Finkel wrote several times to Knight during his prison stay, developing a relationship through writing with a man who found it excruciating to speak out loud. Knight referred to life in jail as bedlam and told Finkel in one letter that more damage was done to his sanity in jail, in months, than had occurred in the woods over the course of decades. Meeting another person was always "a collision" for the hermit. Finally, though, Finkel insists on producing a collision of his own. He flies to Maine and arrives at the prison unannounced. The hermit is brought into a room with a glass partition. The author stares and the hermit averts his gaze.

So begins The Stranger in the Woods, Finkel's stunning account of one man's obsessive withdrawal from society. The reporting alone would make this book worth reading; at times, the story is so richly detailed, so full-immersion, that it borders on becoming a non-fiction novel. More important, Finkel finds a way, in a brief 190 pages, to bring us well beyond the mere facts of the case: The Stranger in the Woods is, ultimately, a meditation on the pains of social obligation and the longing toward retreat that resides in us all.

While the word "hermit" sounds antique, the issues are contemporary. Finkel notes, for example, that roughly a million kids in Japan (called hikikomori, meaning "pulling inward") almost never emerge from their bedrooms. They spend all day reading books or staring at screens; meals are delivered by parents and psychologists counsel them in chat rooms. "The majority," Finkel says, "are males, aged late teens and up, who have rejected Japan's competitive, conformist, pressure-cooker culture."

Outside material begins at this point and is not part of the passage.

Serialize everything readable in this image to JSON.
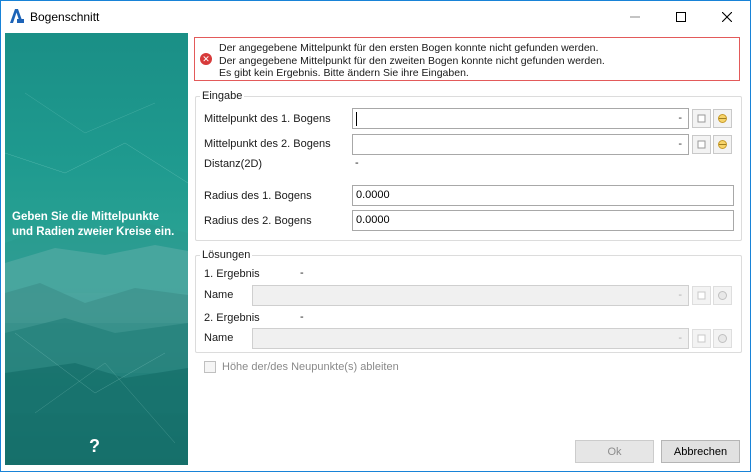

In a world of easy online connection, the fact of a human body becomes a high-risk encounter, something chaotic and best avoided. Knight, who disappeared long before he had the chance to go online, was perhaps just ahead of the curve. Everyone with a smartphone is, on some abstract level, a hermit themselves, for we burrow into our private worlds and dodge the kind of physical "collisions" that Knight deplored.

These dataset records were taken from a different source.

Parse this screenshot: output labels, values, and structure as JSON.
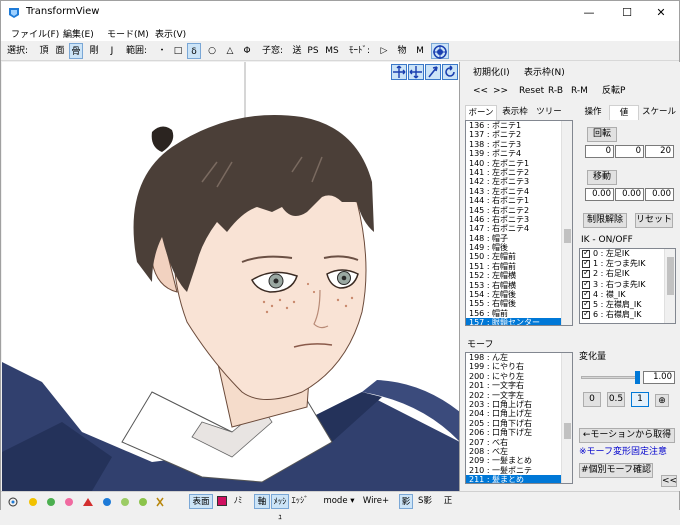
{
  "window": {
    "title": "TransformView",
    "min": "—",
    "max": "☐",
    "close": "✕"
  },
  "menu": [
    "ファイル(F)",
    "編集(E)",
    "モード(M)",
    "表示(V)"
  ],
  "toolbar": {
    "select_label": "選択:",
    "select_items": [
      "頂",
      "面",
      "骨",
      "剛",
      "J"
    ],
    "range_label": "範囲:",
    "range_items": [
      "・",
      "□",
      "δ",
      "○",
      "△",
      "Φ"
    ],
    "child_label": "子窓:",
    "child_items": [
      "送",
      "PS",
      "MS"
    ],
    "mode_label": "ﾓｰﾄﾞ:",
    "mode_items": [
      "▷",
      "物",
      "M"
    ]
  },
  "panel": {
    "init_label": "初期化(I)",
    "show_frame_label": "表示枠(N)",
    "nav": [
      "<<",
      ">>",
      "Reset",
      "R-B",
      "R-M",
      "反転P"
    ],
    "bone_tabs": [
      "ボーン",
      "表示枠",
      "ツリー"
    ],
    "bone_list": [
      "136 : ポニテ1",
      "137 : ポニテ2",
      "138 : ポニテ3",
      "139 : ポニテ4",
      "140 : 左ポニテ1",
      "141 : 左ポニテ2",
      "142 : 左ポニテ3",
      "143 : 左ポニテ4",
      "144 : 右ポニテ1",
      "145 : 右ポニテ2",
      "146 : 右ポニテ3",
      "147 : 右ポニテ4",
      "148 : 帽子",
      "149 : 帽後",
      "150 : 左帽前",
      "151 : 右帽前",
      "152 : 左帽横",
      "153 : 右帽横",
      "154 : 左帽後",
      "155 : 右帽後",
      "156 : 帽前",
      "157 : 眼鏡センター"
    ],
    "bone_selected": 21,
    "op_tabs": [
      "操作",
      "値",
      "スケール"
    ],
    "rotate_label": "回転",
    "rotate": [
      "0",
      "0",
      "20"
    ],
    "move_label": "移動",
    "move": [
      "0.00",
      "0.00",
      "0.00"
    ],
    "limit_release": "制限解除",
    "reset": "リセット",
    "ik_title": "IK - ON/OFF",
    "ik_list": [
      "0 : 左足IK",
      "1 : 左つま先IK",
      "2 : 右足IK",
      "3 : 右つま先IK",
      "4 : 襟_IK",
      "5 : 左襟肩_IK",
      "6 : 右襟肩_IK"
    ],
    "morph_label": "モーフ",
    "morph_list": [
      "198 : ん左",
      "199 : にやり右",
      "200 : にやり左",
      "201 : 一文字右",
      "202 : 一文字左",
      "203 : 口角上げ右",
      "204 : 口角上げ左",
      "205 : 口角下げ右",
      "206 : 口角下げ左",
      "207 : べ右",
      "208 : べ左",
      "209 : 一髪まとめ",
      "210 : 一髪ポニテ",
      "211 : 髪まとめ"
    ],
    "morph_selected": 13,
    "change_label": "変化量",
    "change_value": "1.00",
    "slider_level": 1.0,
    "presets": [
      "0",
      "0.5",
      "1"
    ],
    "pin": "⊕",
    "from_motion": "←モーションから取得",
    "warn": "※モーフ変形固定注意",
    "confirm": "#個別モーフ確認",
    "collapse": "<<"
  },
  "statusbar": {
    "items": [
      "表面",
      "ﾉﾐ",
      "軸",
      "ﾒｯｼｭ",
      "ｴｯｼﾞ",
      "mode ▾",
      "Wire+",
      "影",
      "S影",
      "正"
    ]
  }
}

I was drawn through these pages in a single sitting – their pull is true and magnetic. By the unsettling conclusion, both hermit and author have wept at the impossibility of the situation: the longing to commune with an unknowable force outside of the rude crowd, the need to connect with something beyond our daily handshakes and trips to the mall. "He was like a refugee from the human race," writes Finkel.

At last, the author must confront a certain treachery he's committed by telling the hermit's story. "He wasn't going to leave behind a single recorded thought, not a photo, not an idea. No person would know of his experience." And yet, now, many will. The beautiful project, in being handled, being known, is tarnished. The book is nonetheless an arresting and poignant examination of such contradictions – the way we each volley, through our lives, between sharing and withholding, between companionship and solitude. It's a haunting story, one that readers won't easily shake. And despite the extraordinary nature of Knight's experience, his tale becomes universal thanks to the expert care of Finkel's writing; the story of a hermit who lived 27 years in a private, forested universe becomes a totem for the rich interior lives that we all, secretly, maintain.

Michael Harris is the author of The End of Absence, which won the Governor-General's Literary Award in 2014. His new book, Solitude, will be published in April.